Technical experts for each side will meet in Istanbul in mid-March to discuss the world powers' offer and the high-level diplomats will re-convene again April 5 in Almaty.
Senior U.S. diplomats have described technical expert negotiations as an especially useful and practical forum in which to clarify some of the more complex sticking points.
Off-and-on talks between Iran and the world powers -- the United States, China, Russia, Britain, France and Germany
-- began after the six offered Tehran a series of incentives in 2006 exchange for a commitment from Tehran to stop enrichment and other activities that could be used to develop weapons.
Tehran maintains it is enriching uranium only to make reactor fuel and medical isotopes, and insists it has a right to do so under international law. It has signaled it does not intend to stop, and U.N. nuclear inspectors last week confirmed Iran has begun a major upgrade of its program at the country's main uranium enrichment site.
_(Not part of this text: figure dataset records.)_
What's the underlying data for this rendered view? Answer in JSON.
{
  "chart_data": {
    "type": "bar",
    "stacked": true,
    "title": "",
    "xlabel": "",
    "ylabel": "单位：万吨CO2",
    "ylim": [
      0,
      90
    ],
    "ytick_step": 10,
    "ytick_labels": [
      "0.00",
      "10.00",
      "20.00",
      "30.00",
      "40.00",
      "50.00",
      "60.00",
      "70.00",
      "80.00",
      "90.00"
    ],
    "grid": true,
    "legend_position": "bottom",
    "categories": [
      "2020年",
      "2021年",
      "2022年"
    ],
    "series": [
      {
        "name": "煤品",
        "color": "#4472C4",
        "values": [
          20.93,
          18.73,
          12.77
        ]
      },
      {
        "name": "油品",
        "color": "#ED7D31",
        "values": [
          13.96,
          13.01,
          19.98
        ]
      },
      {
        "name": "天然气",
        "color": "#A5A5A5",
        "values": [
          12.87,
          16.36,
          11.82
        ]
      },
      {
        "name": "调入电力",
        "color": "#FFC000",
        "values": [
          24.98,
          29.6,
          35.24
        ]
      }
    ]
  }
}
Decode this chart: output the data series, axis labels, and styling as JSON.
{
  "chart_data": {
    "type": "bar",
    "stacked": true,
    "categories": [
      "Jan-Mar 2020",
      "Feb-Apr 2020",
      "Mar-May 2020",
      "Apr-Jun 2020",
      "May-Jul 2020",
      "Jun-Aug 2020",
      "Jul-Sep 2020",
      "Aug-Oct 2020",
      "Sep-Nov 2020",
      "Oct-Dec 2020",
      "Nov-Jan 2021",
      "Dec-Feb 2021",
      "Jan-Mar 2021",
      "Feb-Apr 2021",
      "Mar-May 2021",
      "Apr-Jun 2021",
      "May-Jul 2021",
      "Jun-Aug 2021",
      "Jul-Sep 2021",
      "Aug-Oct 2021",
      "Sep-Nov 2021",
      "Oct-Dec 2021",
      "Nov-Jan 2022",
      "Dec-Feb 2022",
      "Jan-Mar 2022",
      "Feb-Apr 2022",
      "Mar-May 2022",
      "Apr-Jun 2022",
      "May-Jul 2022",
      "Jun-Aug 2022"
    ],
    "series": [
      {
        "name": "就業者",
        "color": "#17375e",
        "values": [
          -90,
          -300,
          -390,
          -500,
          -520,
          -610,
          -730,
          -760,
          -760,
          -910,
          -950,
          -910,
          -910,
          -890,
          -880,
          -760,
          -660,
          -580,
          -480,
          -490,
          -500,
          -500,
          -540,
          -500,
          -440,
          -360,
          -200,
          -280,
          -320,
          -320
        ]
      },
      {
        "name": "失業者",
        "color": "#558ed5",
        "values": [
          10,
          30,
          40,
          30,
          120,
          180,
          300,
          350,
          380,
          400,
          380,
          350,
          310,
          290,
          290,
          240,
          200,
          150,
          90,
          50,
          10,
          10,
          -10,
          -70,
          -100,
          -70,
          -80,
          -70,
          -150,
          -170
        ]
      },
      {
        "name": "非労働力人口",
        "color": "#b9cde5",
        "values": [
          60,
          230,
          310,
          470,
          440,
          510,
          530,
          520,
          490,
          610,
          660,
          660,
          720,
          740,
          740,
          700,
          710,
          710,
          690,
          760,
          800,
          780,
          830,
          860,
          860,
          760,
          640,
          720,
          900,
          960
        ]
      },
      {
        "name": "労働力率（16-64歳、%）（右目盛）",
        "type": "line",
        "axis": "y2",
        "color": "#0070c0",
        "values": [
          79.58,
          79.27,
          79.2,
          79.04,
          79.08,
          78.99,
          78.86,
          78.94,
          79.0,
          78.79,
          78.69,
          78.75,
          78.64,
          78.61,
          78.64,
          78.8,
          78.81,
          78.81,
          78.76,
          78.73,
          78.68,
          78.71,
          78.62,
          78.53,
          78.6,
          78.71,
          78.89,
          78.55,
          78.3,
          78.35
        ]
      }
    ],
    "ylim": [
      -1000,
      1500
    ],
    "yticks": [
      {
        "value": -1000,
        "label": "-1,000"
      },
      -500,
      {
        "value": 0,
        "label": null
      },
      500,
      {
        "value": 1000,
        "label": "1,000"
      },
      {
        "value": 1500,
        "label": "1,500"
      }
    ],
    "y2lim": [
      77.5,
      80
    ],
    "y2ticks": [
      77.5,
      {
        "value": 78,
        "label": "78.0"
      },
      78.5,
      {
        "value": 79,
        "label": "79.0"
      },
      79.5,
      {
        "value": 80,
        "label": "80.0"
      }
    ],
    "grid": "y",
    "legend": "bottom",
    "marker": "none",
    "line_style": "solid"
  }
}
Iran insists, as a starting point, that world powers must recognize the republic's right to enrich uranium. Tehran also has said shuttering Fordo is out of the question and that Iran first wants the U.N. Security Council to withdraw all of the sanctions it has heaped on the nation.
Iran has been unimpressed with earlier offers by the powers to provide it with medical isotopes and lift sanctions on spare parts for civilian airliners, and new bargaining chips that Tehran sees as minor are likely to be snubbed as well.